¹Department of Physiology and Biological Information, Dokkyo Medical University School of Medicine, Tochigi; and ²Department of Genetic and Behavioral Neuroscience, Gunma University Graduate School of Medicine, Maebashi, Japan

Submitted 21 October 2008; accepted in final form 4 April 2009

Abstract

Analgesic effects of serotonin (5-hydroxytryptamine [5-HT]) type 3 (5-HT₃) receptors may involve the release of -aminobutyric acid (GABA) in the spinal dorsal horn.
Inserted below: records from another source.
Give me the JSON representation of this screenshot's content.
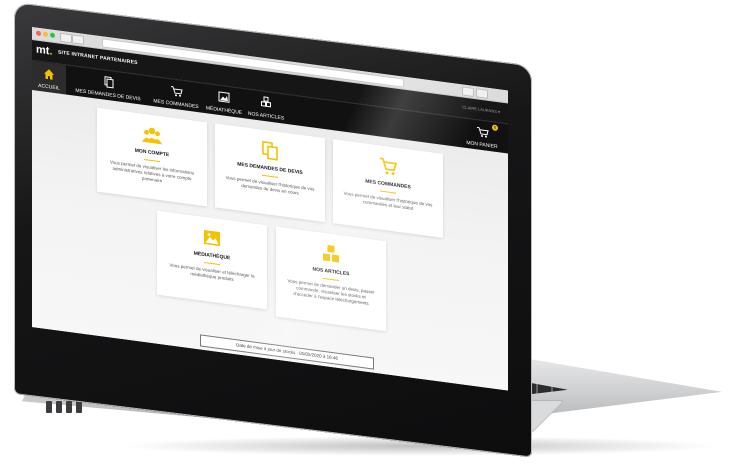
{
  "browser": {
    "title": "SITE INTRANET PARTENAIRES"
  },
  "header": {
    "logo": "mt",
    "site_title": "SITE INTRANET PARTENAIRES",
    "user_link": "CLAIRE LAURANS ▾"
  },
  "nav": {
    "items": [
      {
        "label": "ACCUEIL",
        "icon": "home-icon"
      },
      {
        "label": "MES DEMANDES DE DEVIS",
        "icon": "documents-icon"
      },
      {
        "label": "MES COMMANDES",
        "icon": "cart-icon"
      },
      {
        "label": "MÉDIATHÈQUE",
        "icon": "image-icon"
      },
      {
        "label": "NOS ARTICLES",
        "icon": "boxes-icon"
      }
    ],
    "basket": {
      "label": "MON PANIER",
      "count": "0",
      "icon": "cart-icon"
    }
  },
  "cards": [
    {
      "title": "MON COMPTE",
      "desc": "Vous permet de visualiser les informations administratives relatives à votre compte partenaire",
      "icon": "users-icon"
    },
    {
      "title": "MES DEMANDES DE DEVIS",
      "desc": "Vous permet de visualiser l'historique de vos demandes de devis en cours",
      "icon": "documents-icon"
    },
    {
      "title": "MES COMMANDES",
      "desc": "Vous permet de visualiser l'historique de vos commandes et leur statut",
      "icon": "cart-icon"
    },
    {
      "title": "MÉDIATHÈQUE",
      "desc": "Vous permet de visualiser et télécharger la médiathèque produits",
      "icon": "image-icon"
    },
    {
      "title": "NOS ARTICLES",
      "desc": "Vous permet de demander un devis, passer commande, visualiser les stocks et d'accéder à l'espace téléchargements",
      "icon": "boxes-icon"
    }
  ],
  "update": "Date de mise à jour de stocks : 05/05/2020 à 16:46",
  "colors": {
    "accent": "#f5c200",
    "header": "#161616",
    "nav": "#111111"
  }
}
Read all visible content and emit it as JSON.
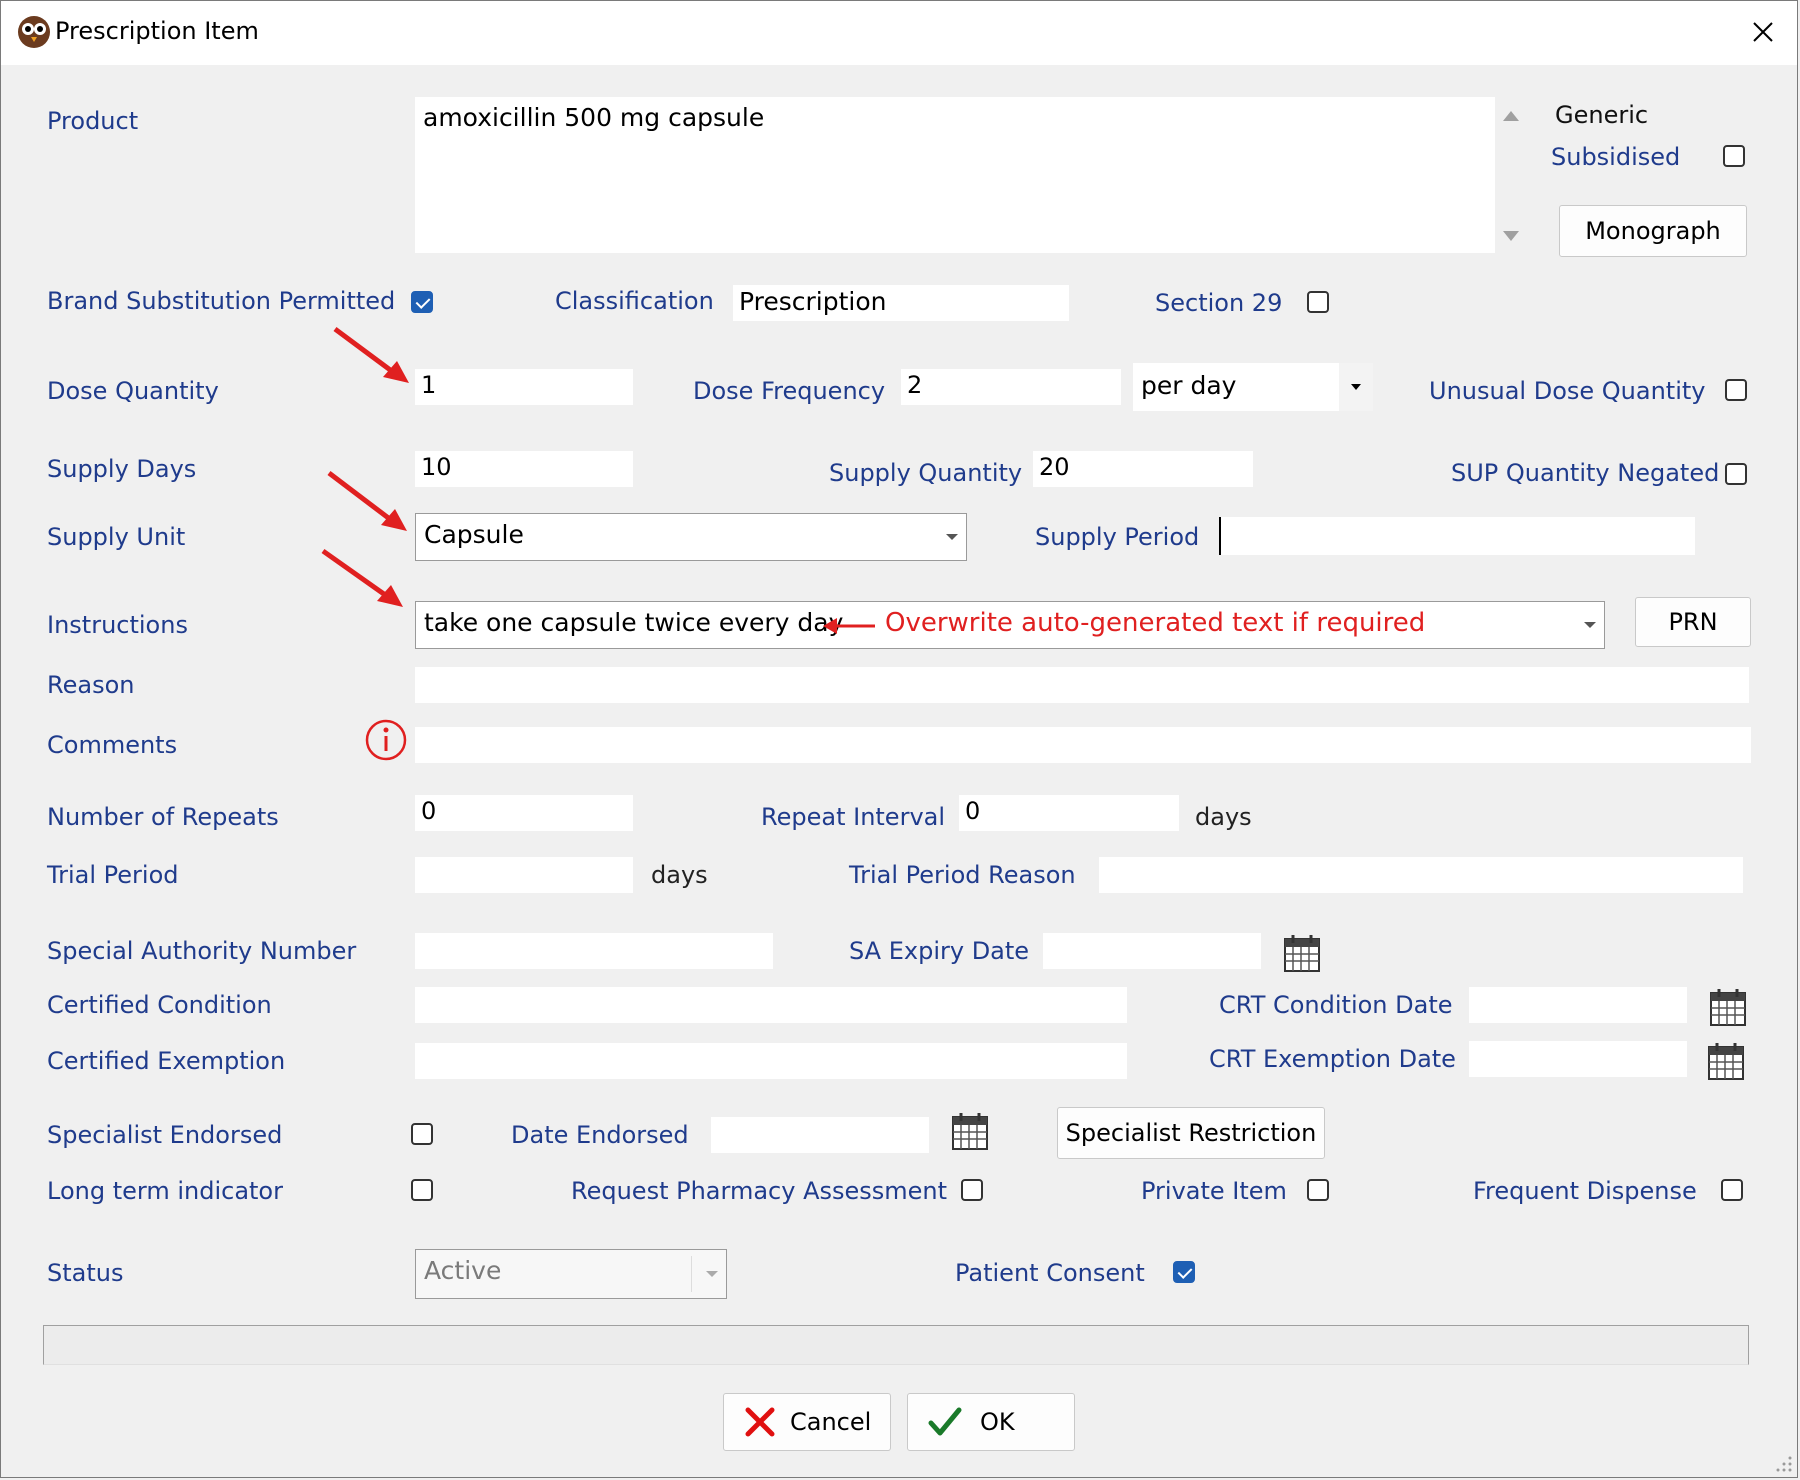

However, the precise synaptic mechanisms for 5-HT₃ receptor-mediated spinal analgesia are not clear. In this study, we investigated whether GABAergic neurons in the superficial dorsal horn (SDH) express functional 5-HT₃ receptors and how these 5-HT₃ receptors affect GABAergic inhibitory synaptic transmission in the SDH, by using slice preparations from adult glutamate decarboxylase 67–green fluorescent protein (GAD67-GFP) knock-in mice. Tight-seal whole cell recordings from GFP-positive and -negative neurons showed that 5-HT₃ receptor-specific agonist 2-methyl-serotonin (2-Me-5-HT) induced inward currents in a substantial population of both GFP-positive and -negative neurons. Additionally, we confirmed expression of 5-HT₃ receptors in both types of neurons by single-cell reverse transcription–polymerase chain reaction (RT-PCR) analysis. Further, GABA_A receptor-mediated inhibitory postsynaptic currents (IPSCs)—both those evoked by electrical stimulation and those occurring spontaneously in tetrodotoxin (i.e., miniature IPSCs [mIPSCs])—were recorded from GFP-negative neurons. 2-Me-5-HT increased the amplitude of the evoked IPSCs and the frequency of mIPSCs. The amplitude of mIPSCs was not affected by 2-Me-5-HT, suggesting that 5-HT augments GABAergic synaptic transmission via presynaptic mechanisms. The present observations indicate that 5-HT₃ receptors are expressed on both somadendritic regions and presynaptic terminals of GABAergic neurons and regulate GABA_A receptor-mediated inhibitory synaptic transmission in the SDH. Taken together, these results provide clues for the underlying mechanisms of the antinociceptive actions of 5-HT₃ receptors in the spinal dorsal horn.